Very nicely done BTW. Rated!!!
And what are you doing this weekend. Let's get together again.
Bryan, the bad conversationalist thing: it's so freaking gendered, isn't it? Here I am, sitting with someone whose conception of communication pretty much ends at the elbows, and it's my fault that the conversation went badly. And then he agreed with me! And THEN, he leaned on me!
I'll always remember the smell of grapefruit.
But even at my most disappointed, I try to use my father's gentle, horse training voice in such situations. You know, "Now Buckshot, you and Daddy both know that is _not_ ten inches. Since you've told a lie, I'm afraid you're not going to get a spanking."

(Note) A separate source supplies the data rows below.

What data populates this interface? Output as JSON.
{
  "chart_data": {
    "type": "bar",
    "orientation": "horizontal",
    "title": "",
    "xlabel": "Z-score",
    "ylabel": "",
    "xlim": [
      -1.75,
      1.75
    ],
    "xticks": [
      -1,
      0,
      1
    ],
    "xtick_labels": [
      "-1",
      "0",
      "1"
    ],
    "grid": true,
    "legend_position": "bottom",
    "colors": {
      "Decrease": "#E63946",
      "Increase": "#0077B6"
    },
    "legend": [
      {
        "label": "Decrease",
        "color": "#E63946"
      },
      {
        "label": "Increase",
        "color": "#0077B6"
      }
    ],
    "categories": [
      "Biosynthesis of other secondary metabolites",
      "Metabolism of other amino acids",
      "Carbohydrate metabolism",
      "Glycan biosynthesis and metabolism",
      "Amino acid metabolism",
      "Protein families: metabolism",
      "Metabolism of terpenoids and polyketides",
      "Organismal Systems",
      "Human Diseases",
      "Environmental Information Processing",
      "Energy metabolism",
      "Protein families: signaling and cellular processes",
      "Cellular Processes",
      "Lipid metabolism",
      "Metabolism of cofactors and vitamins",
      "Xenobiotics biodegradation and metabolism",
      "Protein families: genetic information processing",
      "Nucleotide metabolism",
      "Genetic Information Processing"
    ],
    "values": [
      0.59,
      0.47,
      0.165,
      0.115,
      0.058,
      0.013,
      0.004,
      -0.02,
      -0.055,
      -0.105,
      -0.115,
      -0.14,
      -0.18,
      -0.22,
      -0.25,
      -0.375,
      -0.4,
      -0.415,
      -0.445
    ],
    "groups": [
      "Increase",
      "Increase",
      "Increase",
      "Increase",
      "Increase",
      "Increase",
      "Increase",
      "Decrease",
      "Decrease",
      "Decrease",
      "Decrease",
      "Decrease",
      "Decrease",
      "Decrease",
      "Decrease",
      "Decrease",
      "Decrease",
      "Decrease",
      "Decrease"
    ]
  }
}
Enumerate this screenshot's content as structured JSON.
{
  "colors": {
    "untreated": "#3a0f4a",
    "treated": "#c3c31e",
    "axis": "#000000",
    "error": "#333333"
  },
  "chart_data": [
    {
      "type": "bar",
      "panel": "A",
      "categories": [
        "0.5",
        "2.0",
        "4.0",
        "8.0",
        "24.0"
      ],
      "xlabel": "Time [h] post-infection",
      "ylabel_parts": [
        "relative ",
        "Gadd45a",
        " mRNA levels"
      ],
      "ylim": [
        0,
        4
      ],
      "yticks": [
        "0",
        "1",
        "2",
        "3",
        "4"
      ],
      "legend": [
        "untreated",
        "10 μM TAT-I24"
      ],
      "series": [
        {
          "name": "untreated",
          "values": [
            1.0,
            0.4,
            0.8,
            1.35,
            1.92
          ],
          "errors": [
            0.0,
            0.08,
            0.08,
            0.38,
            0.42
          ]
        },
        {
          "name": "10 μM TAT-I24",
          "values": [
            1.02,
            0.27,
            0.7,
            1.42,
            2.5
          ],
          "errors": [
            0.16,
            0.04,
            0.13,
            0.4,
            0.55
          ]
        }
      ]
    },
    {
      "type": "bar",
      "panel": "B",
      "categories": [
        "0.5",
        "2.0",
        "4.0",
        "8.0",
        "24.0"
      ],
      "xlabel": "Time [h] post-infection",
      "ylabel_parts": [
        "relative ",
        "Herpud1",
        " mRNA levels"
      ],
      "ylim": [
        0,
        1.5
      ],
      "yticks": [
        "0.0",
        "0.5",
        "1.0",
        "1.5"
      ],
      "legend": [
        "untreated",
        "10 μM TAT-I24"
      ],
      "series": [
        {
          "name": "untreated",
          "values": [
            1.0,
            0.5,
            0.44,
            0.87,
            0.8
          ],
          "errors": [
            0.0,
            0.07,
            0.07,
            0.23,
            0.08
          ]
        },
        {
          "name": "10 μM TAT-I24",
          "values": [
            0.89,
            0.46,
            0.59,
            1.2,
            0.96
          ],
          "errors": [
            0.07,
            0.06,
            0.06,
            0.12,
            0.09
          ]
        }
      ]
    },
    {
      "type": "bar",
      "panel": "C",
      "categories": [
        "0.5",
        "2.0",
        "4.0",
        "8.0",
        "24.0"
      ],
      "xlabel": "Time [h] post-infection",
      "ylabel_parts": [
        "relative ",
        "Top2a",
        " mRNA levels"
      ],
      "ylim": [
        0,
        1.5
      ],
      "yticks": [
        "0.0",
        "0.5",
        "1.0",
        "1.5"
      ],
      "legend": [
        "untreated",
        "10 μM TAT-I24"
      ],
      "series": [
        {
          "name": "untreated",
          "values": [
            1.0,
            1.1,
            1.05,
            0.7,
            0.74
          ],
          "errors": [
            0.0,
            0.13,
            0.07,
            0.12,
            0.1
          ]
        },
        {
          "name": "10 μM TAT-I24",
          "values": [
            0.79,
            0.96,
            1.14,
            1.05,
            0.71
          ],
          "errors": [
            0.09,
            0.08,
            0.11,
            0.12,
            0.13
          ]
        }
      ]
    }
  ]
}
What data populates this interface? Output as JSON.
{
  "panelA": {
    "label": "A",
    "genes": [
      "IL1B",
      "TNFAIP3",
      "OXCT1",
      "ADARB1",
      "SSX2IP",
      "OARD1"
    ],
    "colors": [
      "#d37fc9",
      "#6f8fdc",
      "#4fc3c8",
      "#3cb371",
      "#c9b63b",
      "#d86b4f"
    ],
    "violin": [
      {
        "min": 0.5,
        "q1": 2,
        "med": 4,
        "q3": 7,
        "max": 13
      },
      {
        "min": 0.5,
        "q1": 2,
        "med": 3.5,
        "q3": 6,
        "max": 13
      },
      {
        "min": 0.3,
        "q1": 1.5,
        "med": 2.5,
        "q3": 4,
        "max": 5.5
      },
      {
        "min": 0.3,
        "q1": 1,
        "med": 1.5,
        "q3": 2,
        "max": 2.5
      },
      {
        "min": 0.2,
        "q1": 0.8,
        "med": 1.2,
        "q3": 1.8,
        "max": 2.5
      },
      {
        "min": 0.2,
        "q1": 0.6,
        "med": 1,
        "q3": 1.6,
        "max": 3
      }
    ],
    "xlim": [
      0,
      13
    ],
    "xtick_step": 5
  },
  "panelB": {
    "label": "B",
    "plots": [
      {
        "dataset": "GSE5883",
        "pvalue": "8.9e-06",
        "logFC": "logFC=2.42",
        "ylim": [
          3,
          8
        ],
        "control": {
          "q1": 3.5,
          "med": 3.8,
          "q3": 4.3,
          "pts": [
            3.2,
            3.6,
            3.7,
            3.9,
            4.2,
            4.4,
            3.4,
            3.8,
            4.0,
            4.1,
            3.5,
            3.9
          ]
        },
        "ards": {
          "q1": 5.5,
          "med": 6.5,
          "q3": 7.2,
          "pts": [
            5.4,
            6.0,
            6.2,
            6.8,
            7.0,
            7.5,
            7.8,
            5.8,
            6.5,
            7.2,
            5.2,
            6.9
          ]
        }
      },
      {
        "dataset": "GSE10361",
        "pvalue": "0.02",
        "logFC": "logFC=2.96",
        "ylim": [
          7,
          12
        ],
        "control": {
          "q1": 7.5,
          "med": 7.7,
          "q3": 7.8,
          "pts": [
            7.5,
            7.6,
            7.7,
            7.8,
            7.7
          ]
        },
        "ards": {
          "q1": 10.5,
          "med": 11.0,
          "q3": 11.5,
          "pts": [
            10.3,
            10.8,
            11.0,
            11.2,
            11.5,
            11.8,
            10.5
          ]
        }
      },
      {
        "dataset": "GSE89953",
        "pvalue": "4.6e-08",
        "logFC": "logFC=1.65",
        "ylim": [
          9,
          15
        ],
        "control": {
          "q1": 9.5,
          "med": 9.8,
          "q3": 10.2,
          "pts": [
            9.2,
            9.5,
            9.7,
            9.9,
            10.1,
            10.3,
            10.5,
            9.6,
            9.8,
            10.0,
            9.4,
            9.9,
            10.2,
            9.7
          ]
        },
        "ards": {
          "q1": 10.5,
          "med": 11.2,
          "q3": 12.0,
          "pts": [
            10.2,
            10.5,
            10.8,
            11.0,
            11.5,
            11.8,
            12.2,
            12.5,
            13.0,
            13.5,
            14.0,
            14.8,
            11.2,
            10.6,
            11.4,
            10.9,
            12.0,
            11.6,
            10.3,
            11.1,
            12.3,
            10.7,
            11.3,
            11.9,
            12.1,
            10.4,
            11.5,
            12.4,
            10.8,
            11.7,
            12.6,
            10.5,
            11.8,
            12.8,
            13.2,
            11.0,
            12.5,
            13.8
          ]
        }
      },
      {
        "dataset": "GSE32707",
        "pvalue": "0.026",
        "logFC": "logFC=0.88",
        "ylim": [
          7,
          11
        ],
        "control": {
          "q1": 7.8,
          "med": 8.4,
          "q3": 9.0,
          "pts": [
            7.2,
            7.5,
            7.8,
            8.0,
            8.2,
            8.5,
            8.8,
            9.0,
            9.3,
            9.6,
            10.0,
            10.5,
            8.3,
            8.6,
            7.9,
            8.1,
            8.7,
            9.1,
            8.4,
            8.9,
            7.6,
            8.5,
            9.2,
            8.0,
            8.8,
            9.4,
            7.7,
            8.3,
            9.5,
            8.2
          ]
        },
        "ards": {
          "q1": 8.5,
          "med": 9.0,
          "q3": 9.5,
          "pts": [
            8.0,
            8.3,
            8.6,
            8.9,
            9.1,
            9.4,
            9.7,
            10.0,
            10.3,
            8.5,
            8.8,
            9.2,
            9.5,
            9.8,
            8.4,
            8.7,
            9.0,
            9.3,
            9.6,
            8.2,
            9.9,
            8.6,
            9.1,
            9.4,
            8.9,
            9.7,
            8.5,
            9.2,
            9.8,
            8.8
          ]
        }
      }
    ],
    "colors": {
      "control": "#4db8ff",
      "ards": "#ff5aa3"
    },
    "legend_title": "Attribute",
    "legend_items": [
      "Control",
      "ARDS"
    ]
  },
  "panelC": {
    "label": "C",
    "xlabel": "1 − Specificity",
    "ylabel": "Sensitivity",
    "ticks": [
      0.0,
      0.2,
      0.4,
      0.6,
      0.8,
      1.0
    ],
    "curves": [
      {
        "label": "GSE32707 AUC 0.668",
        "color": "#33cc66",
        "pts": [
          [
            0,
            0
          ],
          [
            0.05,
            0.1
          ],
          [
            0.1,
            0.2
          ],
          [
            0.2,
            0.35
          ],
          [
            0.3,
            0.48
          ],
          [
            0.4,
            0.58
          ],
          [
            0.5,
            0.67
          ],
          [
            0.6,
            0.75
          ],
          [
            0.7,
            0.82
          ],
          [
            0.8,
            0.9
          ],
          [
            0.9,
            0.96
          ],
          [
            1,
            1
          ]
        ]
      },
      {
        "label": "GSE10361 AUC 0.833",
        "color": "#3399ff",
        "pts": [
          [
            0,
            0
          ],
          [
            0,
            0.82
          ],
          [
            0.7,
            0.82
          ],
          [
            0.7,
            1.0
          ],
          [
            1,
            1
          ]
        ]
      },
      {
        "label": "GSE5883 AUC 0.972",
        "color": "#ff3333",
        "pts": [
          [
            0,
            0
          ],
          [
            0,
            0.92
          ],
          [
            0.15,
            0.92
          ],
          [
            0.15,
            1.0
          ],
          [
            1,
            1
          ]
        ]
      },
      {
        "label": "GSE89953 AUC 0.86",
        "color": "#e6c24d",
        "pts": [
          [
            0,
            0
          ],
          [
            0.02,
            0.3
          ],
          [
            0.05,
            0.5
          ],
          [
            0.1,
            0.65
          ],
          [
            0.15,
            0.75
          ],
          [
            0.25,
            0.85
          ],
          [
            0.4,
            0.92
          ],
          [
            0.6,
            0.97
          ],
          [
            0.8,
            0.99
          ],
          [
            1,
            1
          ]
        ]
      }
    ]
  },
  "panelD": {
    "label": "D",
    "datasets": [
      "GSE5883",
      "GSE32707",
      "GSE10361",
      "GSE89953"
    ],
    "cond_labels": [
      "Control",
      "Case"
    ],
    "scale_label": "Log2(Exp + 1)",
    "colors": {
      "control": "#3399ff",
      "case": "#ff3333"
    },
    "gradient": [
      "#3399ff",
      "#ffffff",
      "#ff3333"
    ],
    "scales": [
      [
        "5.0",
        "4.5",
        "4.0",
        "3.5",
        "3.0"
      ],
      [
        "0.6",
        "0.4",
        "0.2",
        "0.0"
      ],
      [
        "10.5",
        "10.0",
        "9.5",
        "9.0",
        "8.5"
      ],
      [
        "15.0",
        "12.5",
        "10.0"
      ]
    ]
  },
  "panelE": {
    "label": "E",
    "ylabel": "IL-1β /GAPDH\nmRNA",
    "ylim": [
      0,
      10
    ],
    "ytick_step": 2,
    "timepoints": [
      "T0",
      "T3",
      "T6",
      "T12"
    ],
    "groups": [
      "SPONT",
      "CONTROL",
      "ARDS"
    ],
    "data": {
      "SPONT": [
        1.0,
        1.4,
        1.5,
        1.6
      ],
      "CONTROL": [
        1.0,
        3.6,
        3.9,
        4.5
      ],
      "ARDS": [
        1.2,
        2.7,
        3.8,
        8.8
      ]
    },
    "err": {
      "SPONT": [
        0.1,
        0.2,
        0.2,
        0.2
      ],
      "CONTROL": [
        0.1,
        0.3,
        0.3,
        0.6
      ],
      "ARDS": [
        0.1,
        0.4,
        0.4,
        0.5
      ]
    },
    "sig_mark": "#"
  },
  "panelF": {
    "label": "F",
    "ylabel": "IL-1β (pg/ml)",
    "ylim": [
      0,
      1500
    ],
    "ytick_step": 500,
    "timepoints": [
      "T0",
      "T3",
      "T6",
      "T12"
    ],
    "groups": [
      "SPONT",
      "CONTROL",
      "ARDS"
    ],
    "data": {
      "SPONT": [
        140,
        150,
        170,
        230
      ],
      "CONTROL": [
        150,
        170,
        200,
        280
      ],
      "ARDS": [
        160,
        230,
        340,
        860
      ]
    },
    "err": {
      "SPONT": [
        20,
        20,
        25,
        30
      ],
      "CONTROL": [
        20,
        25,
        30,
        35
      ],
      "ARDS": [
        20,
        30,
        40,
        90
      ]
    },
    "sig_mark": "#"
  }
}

My bet he's on the autistic spectrum.
I hope he finds someone.
Too funny if it wasn't so true. Another heart fell off the sleeve.
But will you edit my screenplay? I'll call you. LOL
I was recently divorced and was treated like a second class nobody by the family court,just because Iwas a man.All the questions about the divorce were directed to my former wife.I existed in the third person only.I actually felt like a criminal,court officials actually told me she wouldn't have divorced me unless I had done something wrong and deserved it .After the divorce,she told me she had no intention of complying with the Marital Agreement.I'm not rich,so Icouldn't file a contempt charge.She kept all our belongings accumalated during the marriage,plus stuck me with all the debt,too.The court did nothing,and won't do anything to upset an already biased system.
In cases when female teachers are arrested for molesting mionor aged male students, the double standard couldn't be more obvious.Men are immediately locked,women...well you know.
Maybe this guy was was trying to get his life back together when you met him ,and was scared.
It would be nice to hear his side of the story.It's much easier to laugh at this guy as the stereotypical dangerious sex crazed man....
Don't fret. This bad date, and so many others past and yet to come, is just 1 more episode in the Land of Dating Hell. Just remember that it can be Heaven from time to time.
Actually, I met my now-XH through a personal ad. He looked great --on paper. Turned out to be the worst thing that ever happened to me, and I'm just grateful I got away relatively unscathed.
I too have very serious doubts about online dating. It's too easy for sociopaths and garden-variety pervs to go online and prey upon innocent, well-intentioned people (men AND women). If you want to read the proof of it, check out www.lovefraud.com.
About the only thing you can be grateful for is that you had enough sense not to see him again--didn't you?
I do know, btw, several marriages that began online so internet dating, in of itself, isn't always bad.
Maybe your guy was leaning towards autism. How sad. Good thing you escaped intact, and with a great story to boot.